Lose thoughts. Concentrate on the breathing. It had taken her some time to realize that this was not about breathing consciously but becoming conscious of your breathing, simple things like that.
Gradually, the fabric of the church faded: the stonework, the stained glass, the rood-screen with its carved apples, the pulpit where she tried to preach while hating the word ‘preach’ with all its connotations, the entrance to the Bull Chapel with its eerily sleepless effigy. After a time, the church ceased to be its furniture, its artefacts. Now came the space, the atmosphere, the charged air – this was the church.
Her spine straightened from what she hadn’t realized had been a slump; there was a warmth in her chest, her breathing was deepening. There was a moment when the warmth aroused an underlying pleasure that was close to sexual; she had a glimpse of Lol and let it go at once… you just let it go, without guilt or self-recrimination. You let the breath become the Spirit and the Spirit filled you, pouring down to the stomach, with that strange, active relaxation of the solar plexus – separation, breath of God… God breathes me – and, at some stage, entered prayer.
Thack.
Merrily’s eyelids sprang back. The building seemed to shudder, as though the pews, the pulpit, the stone tombs had been brutally hurled back into place.
She knew at once what it was, knew every little noise this church made after hours.

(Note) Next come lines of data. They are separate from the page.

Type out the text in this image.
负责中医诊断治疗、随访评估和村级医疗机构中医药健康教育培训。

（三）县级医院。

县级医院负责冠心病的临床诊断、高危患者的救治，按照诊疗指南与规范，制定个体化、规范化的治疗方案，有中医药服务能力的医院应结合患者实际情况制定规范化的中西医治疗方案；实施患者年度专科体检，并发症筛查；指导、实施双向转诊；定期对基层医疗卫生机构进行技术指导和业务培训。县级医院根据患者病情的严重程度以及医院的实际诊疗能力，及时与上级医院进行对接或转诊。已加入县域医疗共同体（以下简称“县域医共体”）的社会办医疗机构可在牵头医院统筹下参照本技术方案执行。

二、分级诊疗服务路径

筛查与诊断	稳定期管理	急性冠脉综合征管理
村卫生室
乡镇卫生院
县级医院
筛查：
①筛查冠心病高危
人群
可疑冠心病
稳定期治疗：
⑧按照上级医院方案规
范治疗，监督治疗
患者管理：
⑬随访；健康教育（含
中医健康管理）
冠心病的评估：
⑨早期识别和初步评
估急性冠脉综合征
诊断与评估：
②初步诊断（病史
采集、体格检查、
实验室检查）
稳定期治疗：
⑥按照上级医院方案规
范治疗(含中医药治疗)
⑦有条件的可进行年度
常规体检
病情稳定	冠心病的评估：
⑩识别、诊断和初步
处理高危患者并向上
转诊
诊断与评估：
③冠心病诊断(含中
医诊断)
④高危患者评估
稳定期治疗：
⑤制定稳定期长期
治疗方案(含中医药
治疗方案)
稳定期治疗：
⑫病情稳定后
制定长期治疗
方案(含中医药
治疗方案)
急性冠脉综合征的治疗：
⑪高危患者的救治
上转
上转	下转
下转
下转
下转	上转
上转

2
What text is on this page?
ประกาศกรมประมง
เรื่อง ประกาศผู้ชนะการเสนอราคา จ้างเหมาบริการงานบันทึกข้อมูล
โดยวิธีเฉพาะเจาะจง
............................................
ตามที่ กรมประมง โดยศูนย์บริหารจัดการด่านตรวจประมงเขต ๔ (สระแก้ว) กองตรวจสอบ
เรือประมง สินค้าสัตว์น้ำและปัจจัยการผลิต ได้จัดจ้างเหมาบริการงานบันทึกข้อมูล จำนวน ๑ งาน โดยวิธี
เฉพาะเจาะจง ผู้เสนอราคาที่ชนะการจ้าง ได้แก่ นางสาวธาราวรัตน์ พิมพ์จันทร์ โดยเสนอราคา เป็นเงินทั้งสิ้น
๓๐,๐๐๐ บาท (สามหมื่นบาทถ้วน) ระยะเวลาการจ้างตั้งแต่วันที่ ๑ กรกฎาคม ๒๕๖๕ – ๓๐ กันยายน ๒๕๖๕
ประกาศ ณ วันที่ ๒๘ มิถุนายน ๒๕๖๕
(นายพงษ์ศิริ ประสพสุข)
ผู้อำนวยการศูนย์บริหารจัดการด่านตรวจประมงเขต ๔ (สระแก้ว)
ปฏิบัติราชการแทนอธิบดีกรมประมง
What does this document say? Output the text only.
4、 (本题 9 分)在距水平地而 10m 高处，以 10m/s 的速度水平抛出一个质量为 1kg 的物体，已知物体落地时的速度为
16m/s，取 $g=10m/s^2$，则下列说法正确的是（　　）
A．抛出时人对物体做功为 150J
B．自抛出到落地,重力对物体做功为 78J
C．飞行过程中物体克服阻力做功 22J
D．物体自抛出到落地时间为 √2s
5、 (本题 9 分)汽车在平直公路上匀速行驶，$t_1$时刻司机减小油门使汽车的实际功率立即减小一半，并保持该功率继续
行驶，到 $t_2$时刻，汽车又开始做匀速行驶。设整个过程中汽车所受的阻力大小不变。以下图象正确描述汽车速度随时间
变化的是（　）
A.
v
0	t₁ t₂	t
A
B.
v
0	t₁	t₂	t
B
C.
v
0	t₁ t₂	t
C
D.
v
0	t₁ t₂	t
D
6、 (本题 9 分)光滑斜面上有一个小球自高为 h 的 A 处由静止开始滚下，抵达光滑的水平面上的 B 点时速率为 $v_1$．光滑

The latch. When you were used to it, you could let the iron latch on the side door slip silently back into place. When you weren’t, the latch came down hard: thack .
Someone had been in here with her for a while, and then gone out.
Or wanted her to think they’d gone out.
The draught had died; the candle flame was placid now, making a nest of light on the altar. Merrily rose quietly, stood under the rood-screen and listened intently for more than a minute, staring down the central aisle.
Rat eyes in the dark? Anyway, she refused to be intimidated. If they’d gone, they’d gone. If they hadn’t, she was safer up here, close to the altar. She hadn’t finished, anyway. She knelt in the centre of the chancel and prayed for Gomer. And for Roddy Lodge. And for Frannie Bliss, who confused police work with poker, his cards up against his shirt-front, always raising the stakes.
She waited for two or three minutes before coming to her feet, bowing her head, gathering her shawl from the back of the choirmaster’s chair and going to the altar to snuff out the candle.
She listened again. There was nothing to be heard inside, not even the skittering of mice. Only the wind from outside. The row of high, plain, diamond-paned windows was opaque – no moon to light her way down the aisle. She always thought she could find her way blindfold around this church, but twice she collided with the ends of pews. Nerves.
At the bottom of the aisle, Merrily walked into something that should not have been there and fell hard onto the stone flags.
The original plan had been to return to the studio, to carry on working until midnight. But after Jane and Eirion had left, Moira had said she was tired, so Prof had suggested they wind up.
Soon after this, Gomer had phoned, the familiar old buzz under his voice.
How you fixed for ten o’clock, boy?’
‘ Tomorrow? ’ The mobile had halted Lol at the door, Maglite in hand, about to guide Moira back along the track to the granary. He’d been thinking maybe he’d have a week or so – at least until after Nev’s funeral – to get himself a little fitter before Gomer summoned him to make a fool of himself laying field drainage under the sardonic gaze of some Radnor Valley sheep farmer.